Her father's occasional musing talk kept her from loneliness. He was a good touring companion. Motoring is not the best occasion for epigrams, satire, and the Good One You Got Off at the Lambs' Club last night. Such verbiage on motor trips invariably results in the mysterious finding of the corpse of a strange man, well dressed, hidden beside the road. Claire and her father mumbled, "Good farmhouse — brick," or "Nice view," and smiled, and were for miles as silent as the companionable sky.
She thought of the people she knew, especially of Jeff Saxton.

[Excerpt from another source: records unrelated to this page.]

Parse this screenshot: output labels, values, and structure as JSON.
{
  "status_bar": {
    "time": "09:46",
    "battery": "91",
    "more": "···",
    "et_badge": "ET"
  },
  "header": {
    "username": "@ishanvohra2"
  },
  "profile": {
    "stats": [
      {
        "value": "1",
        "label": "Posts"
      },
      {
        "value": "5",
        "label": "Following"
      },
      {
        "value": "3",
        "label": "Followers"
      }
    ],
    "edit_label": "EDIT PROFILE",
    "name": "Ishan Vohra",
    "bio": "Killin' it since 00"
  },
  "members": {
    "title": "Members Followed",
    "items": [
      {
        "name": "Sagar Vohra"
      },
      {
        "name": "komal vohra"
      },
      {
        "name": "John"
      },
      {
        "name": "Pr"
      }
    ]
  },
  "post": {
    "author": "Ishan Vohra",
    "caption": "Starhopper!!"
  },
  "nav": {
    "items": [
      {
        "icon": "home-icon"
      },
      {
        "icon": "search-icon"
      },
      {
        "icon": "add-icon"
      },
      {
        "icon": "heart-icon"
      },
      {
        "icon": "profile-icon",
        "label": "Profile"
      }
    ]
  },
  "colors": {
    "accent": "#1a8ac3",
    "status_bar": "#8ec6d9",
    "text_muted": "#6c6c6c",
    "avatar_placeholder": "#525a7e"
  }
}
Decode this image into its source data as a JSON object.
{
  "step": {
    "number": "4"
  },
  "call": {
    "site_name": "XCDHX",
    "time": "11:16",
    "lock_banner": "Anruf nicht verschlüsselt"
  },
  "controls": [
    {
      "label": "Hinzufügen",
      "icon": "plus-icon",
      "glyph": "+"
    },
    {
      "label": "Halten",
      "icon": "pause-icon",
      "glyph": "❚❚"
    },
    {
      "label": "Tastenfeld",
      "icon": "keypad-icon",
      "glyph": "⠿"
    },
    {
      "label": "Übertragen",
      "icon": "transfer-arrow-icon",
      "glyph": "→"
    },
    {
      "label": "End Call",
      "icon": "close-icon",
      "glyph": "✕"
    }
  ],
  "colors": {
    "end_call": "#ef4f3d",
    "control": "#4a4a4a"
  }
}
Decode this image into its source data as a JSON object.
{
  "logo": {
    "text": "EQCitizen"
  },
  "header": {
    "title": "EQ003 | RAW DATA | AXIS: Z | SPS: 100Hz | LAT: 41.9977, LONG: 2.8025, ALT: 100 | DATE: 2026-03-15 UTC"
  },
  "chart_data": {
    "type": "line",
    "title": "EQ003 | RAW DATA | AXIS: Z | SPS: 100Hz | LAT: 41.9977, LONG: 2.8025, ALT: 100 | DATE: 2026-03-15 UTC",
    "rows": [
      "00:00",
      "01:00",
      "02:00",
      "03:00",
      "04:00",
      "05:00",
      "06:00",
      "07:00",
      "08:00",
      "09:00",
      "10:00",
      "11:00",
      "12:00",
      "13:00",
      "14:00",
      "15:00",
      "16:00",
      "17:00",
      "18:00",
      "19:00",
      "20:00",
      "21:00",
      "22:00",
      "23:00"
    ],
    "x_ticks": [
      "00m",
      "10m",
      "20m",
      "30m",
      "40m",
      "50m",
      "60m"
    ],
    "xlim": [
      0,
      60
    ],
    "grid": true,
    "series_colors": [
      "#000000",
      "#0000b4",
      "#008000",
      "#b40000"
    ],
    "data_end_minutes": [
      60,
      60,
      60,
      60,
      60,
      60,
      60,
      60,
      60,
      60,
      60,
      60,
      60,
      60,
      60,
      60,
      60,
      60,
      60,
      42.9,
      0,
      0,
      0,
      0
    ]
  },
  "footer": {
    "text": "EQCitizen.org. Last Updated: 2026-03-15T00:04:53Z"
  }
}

But she could not clearly remember his lean earnest face. Between her and Jeff were sweeping sunny leagues. But she was not lonely. Certainly she was not lonely for a young man with a raincoat, a cat, and an interest in Japan.
No singer after a first concert has felt more triumphant than Claire when she crossed her first state-line; rumbled over the bridge across the Red River into North Dakota. To see Dakota car licenses everywhere, instead of Minnesota, was like the sensation of street signs in a new language. And when she found a good hotel in Fargo and had a real bath, she felt that by her own efforts she had earned the right to enjoy it.
Mr. Boltwood caught her enthusiasm. Dinner was a festival, and in iced tea the peaceful conquistadores drank the toast of the new Spanish Main; and afterward, arm in arm, went chattering to the movies.